Dois dias depois, recebi alta do hospital.

A minha mãe levou-me de volta para o apartamento que eu partilhava com o Pedro.

O lugar estava silencioso e frio. Parecia a casa de outra pessoa.

No quarto do bebé, a pequena cama estava montada, as paredes pintadas de um amarelo suave. Tudo estava à espera de uma chegada que nunca aconteceria.

Sentei-me no chão, o corpo dorido, o coração vazio.

A minha mãe começou a fazer as minhas malas, movendo-se silenciosamente pelo apartamento. Ela não fez perguntas. Ela simplesmente sabia.

"Vais ficar comigo por uns tempos", disse ela, a sua voz suave. "Precisas de descansar e recuperar."

Eu assenti, incapaz de falar.

Enquanto a minha mãe guardava as minhas roupas, o meu telemóvel, que eu tinha desbloqueado por um momento de fraqueza, vibrou.

Era uma mensagem de um número desconhecido.
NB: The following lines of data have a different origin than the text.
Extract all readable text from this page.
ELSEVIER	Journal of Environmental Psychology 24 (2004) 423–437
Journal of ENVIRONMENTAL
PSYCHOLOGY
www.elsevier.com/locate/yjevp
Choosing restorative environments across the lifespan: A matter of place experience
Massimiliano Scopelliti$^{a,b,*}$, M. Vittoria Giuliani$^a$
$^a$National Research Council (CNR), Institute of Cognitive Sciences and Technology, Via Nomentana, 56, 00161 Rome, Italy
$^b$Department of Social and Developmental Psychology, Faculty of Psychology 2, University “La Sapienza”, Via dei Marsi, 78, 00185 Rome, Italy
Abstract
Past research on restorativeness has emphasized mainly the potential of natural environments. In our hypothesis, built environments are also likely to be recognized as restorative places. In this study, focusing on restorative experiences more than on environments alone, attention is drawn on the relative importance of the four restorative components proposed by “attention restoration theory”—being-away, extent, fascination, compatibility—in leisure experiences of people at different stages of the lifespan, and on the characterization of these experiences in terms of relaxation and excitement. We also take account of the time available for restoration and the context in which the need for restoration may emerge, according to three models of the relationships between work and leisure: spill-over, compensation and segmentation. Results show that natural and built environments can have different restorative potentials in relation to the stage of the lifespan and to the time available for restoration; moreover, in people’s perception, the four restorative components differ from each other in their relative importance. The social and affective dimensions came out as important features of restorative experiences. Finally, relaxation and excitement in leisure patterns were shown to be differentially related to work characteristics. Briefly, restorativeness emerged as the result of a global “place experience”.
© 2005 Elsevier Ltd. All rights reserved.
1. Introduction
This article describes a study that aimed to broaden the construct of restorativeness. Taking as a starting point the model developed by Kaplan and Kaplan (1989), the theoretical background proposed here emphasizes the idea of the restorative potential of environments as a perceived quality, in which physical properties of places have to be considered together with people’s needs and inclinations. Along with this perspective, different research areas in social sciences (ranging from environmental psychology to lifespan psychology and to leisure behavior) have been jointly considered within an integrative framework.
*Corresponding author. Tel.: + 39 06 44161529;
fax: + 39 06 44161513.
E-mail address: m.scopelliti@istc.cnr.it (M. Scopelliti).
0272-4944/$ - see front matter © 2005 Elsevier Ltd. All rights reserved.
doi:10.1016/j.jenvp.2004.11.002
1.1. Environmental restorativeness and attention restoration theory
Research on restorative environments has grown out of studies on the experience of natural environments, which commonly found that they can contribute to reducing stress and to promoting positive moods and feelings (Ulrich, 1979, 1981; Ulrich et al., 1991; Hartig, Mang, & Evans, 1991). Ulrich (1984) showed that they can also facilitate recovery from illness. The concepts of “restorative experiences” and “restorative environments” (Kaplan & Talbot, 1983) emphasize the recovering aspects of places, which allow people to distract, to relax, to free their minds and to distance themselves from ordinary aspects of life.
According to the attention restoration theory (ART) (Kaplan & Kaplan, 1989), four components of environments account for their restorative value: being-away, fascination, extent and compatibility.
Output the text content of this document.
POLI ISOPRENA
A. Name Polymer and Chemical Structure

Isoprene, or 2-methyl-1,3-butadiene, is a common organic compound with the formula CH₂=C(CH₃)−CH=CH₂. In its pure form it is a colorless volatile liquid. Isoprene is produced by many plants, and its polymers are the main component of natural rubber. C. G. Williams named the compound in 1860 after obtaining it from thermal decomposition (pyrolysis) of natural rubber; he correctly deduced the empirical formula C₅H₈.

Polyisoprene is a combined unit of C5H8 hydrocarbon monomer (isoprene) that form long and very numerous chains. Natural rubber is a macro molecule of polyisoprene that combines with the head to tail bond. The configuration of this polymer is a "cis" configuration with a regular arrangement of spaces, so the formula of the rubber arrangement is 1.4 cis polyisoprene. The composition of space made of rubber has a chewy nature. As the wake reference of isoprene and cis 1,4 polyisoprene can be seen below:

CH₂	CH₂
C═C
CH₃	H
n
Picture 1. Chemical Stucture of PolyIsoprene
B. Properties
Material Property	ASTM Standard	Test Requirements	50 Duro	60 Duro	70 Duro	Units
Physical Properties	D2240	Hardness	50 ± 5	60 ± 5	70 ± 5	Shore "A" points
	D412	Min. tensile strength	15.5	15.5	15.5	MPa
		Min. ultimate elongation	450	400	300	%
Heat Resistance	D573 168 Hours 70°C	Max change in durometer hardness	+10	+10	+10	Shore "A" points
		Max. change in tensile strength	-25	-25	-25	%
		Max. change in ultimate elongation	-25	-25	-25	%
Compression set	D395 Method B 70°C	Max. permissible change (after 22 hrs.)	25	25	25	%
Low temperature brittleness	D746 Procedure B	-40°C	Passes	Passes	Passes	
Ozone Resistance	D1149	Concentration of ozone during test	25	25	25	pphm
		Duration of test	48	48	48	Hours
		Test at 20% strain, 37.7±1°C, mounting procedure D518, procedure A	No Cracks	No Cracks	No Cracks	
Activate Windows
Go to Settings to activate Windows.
"Ana, sou eu, o Pedro. Por favor, fala comigo. A minha mãe e a Sofia disseram-me o que disseste. Eu sei que estás magoada, mas não podes afastá-las assim. Elas são a minha família."

Li a mensagem uma, duas, três vezes.

A sua preocupação não era por mim. Era pela reação delas.

Respondi, os meus dedos a voar sobre o ecrã.

"Elas são a tua família. E eu? O que era eu para ti, Pedro?"

A resposta dele foi quase imediata.

"Tu és a minha esposa. Eu amo-te. Mas elas precisam de mim. A Sofia está destroçada. Ela sente-se culpada."

"Ela devia sentir-se", escrevi.

"Não sejas cruel, Ana. Isto não é como tu és."

"Tu não me conheces. A pessoa que tu conhecias morreu naquele hospital."

"Não digas isso. Nós podemos superar isto. Podemos tentar ter outro bebé."

A sugestão dele fez o meu estômago revirar. Como se um bebé pudesse ser substituído como um objeto partido.

"Eu quero o divórcio, Pedro."

O telefone começou a tocar imediatamente. Era ele. Recusei a chamada.

Ele mandou outra mensagem.

"Divórcio? Estás a falar a sério? Por causa disto? Depois de tudo o que passámos?"

"Sim. Exatamente por causa disto. Enviarei os papéis através do meu advogado."

"Não podes fazer isto! Eu não vou assinar nada! Eu amo-te!"

As suas palavras de amor soaram como cinzas na minha boca. Eram vazias, sem sentido.

Desliguei o telemóvel e entreguei-o à minha mãe.

"Não quero falar mais com ele."

Ela pegou no telemóvel e guardou-o na sua mala. "Tudo bem, querida."

Terminámos de fazer as malas em silêncio. Quando saímos do apartamento, não olhei para trás.

Aquele capítulo da minha vida tinha acabado.